Encadré 8 : le développement des systèmes intégrés comme signe de la mauvaise situation de l’élevage (E15)
« Il y a des choses qui m’ont un petit peu surpris c’est que, je pensais qu’en élevage charolais là, dans la région, on devait vivre que d’élevage, et j’ai vu se profiler plein d’élevages avicoles, des productions hors sol, qui aujourd’hui entachent, je dis bien entachent notre profession d’éleveur. Et (au départ ça concernait) des gens qui ne sont pas éleveurs, qui vivent d’une production autre que l’élevage, mais (aujourd’hui, ça concerne également) l’élevage (charolais) qui pour s’en sortir a en finalité recours à une production autre que l’élevage».
Ils considèrent également, en faisant notamment référence à l’expérience de leurs propres fils, que cette modification de l’installation des jeunes, conduit plus globalement à un changement dans le ’rythme’ même du métier, celui-ci étant devenu beaucoup plus difficile à tenir, du fait d’une augmentation du nombre de choses à faire et ceci malgré les progrès techniques développés dans la période de modernisation de l’agriculture et dont ces jeunes bénéficient aujourd’hui.
Encadré 9 : l’observation du changement de rythme chez les jeunes (E16)
« Bon alors c’est vrai que les jeunes aujourd’hui ils y arrivent, il faut dire que c’est des fous du boulot. On les voit toujours courir, (ils n’ont pas d’heure pour manger), il n’y a pas de femme d’abord, ils mangent quand ils ont temps et puis ils y arrivent comme ça, mais c’est pas une vie».

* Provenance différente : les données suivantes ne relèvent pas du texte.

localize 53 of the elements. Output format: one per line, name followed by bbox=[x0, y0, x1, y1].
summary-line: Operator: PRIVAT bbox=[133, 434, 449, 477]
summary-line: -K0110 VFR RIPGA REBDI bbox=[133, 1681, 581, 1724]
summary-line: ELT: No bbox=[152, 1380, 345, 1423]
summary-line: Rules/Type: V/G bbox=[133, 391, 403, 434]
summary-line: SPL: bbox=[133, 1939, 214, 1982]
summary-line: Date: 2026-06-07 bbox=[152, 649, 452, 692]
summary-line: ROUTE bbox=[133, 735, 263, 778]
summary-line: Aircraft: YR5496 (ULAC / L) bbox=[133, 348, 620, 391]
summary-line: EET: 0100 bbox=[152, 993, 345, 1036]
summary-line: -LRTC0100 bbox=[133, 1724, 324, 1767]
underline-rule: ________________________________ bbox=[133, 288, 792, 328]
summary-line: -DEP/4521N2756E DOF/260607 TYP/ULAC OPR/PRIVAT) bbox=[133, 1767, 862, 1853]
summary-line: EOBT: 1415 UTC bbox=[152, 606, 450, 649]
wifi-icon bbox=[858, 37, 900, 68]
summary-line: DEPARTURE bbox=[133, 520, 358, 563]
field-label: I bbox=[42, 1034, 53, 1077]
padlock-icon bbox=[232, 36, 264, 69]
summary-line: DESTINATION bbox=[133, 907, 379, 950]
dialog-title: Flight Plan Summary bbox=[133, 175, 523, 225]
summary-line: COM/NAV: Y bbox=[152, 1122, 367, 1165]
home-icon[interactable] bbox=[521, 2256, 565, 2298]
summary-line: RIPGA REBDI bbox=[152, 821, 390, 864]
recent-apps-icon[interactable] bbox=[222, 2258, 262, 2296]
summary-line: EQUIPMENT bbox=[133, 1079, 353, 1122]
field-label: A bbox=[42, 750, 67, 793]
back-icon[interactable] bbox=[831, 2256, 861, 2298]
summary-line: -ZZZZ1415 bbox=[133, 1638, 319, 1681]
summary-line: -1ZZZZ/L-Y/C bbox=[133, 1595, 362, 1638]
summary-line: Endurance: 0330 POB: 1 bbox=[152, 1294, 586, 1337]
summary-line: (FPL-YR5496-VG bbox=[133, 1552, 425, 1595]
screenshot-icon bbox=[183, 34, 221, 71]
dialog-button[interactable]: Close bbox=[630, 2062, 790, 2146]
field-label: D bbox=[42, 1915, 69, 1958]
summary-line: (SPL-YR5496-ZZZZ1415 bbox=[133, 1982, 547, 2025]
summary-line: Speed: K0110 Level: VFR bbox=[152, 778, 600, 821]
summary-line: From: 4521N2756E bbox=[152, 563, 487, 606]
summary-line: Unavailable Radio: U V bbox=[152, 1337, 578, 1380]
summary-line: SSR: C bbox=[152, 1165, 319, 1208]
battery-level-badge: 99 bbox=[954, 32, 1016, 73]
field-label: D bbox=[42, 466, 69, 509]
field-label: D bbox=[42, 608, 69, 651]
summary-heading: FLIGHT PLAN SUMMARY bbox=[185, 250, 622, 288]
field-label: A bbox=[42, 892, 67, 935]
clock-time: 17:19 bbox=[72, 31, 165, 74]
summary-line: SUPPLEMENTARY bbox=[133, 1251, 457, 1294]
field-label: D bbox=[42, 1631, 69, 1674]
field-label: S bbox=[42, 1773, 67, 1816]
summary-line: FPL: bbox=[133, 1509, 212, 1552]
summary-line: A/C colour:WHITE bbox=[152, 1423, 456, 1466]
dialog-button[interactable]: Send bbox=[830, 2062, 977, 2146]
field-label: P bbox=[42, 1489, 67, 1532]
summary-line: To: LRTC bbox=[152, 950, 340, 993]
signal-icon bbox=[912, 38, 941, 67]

La comparaison qu’ils font entre leur ’époque’ et celle des ’jeunes d’aujourd’hui’ met ainsi en évidence toute une série d’aspects ’dérangeants’ de la redéfinition du métier comme le montre cet exemple dans lequel un éleveur s’adresse à son fils. Le changement de rythme du métier est présenté par cet éleveur à partir de la perte de points de repères qui rythmaient les journées (telle que l’heure des repas, les moments consacrés à la famille, etc.).
Encadré 10 : un métier où tout devient plus compliqué (E16)
« Ce qui fait que c’est dur pour toi, (que) c’est plus dur que nous c’est que tu es, [que les jeunes] ils sont surchargés, c’est pas spécial à toi, nous on avait moins de bêtes [donc], déjà on lâchait plus rapidement au printemps parce qu’il y en avait moins à mettre à la même place, même si c’était mouillé il y en avait moins, on répartissait mieux. Nous au premier mars il n’y avait plus rien là, j’étais content, on était content de se débarrasser, que là, s’il met tout dehors, un temps comme ça, actuellement il n’y a plus d’herbe, je ne vais pas y voir, mais tout est englouti je suis sûr, mouillé comme c’est. Alors après, il faut jongler, c’est vrai que c’est beaucoup plus compliqué »..
On voit bien ici comment l’évolution du métier touche au coeur de l’organisation du travail, et à ce qui avait été pensé dans le but de simplifier le travail, d’éviter d’être surchargé. Pour cet éleveur, pour qui ce qui importe avant tout c’est « d’éviter de se casser la tête », il considère que tout devient plus complexe, qu’il y a surcharge de travail et d’animaux sur l’exploitation. Il est clair que ce n’est pas ainsi que ces éleveurs concevaient cette évolution, puisque l’amélioration des conditions de travail devait permettre, selon eux à terme, à limiter le travail et rendre le travail moins dur aussi bien physiquement que moralement. Or ils s’aperçoivent, tout au contraire, d’une certaine régression de la situation qui les amène à s’interroger sur la possibilité pour ces jeunes de construire un jour une vie de famille. Le fait que les jeunes éleveurs soient absorbés en permanence par leur travail et qu’ils ont du mal à s’en sortir financièrement se traduit, selon eux, par une perte de passion dans l’exercice du métier d’éleveur, l’amour du travail bien fait étant remplacé par l’obligation de travailler plus vite et pour un volume de travail plus important.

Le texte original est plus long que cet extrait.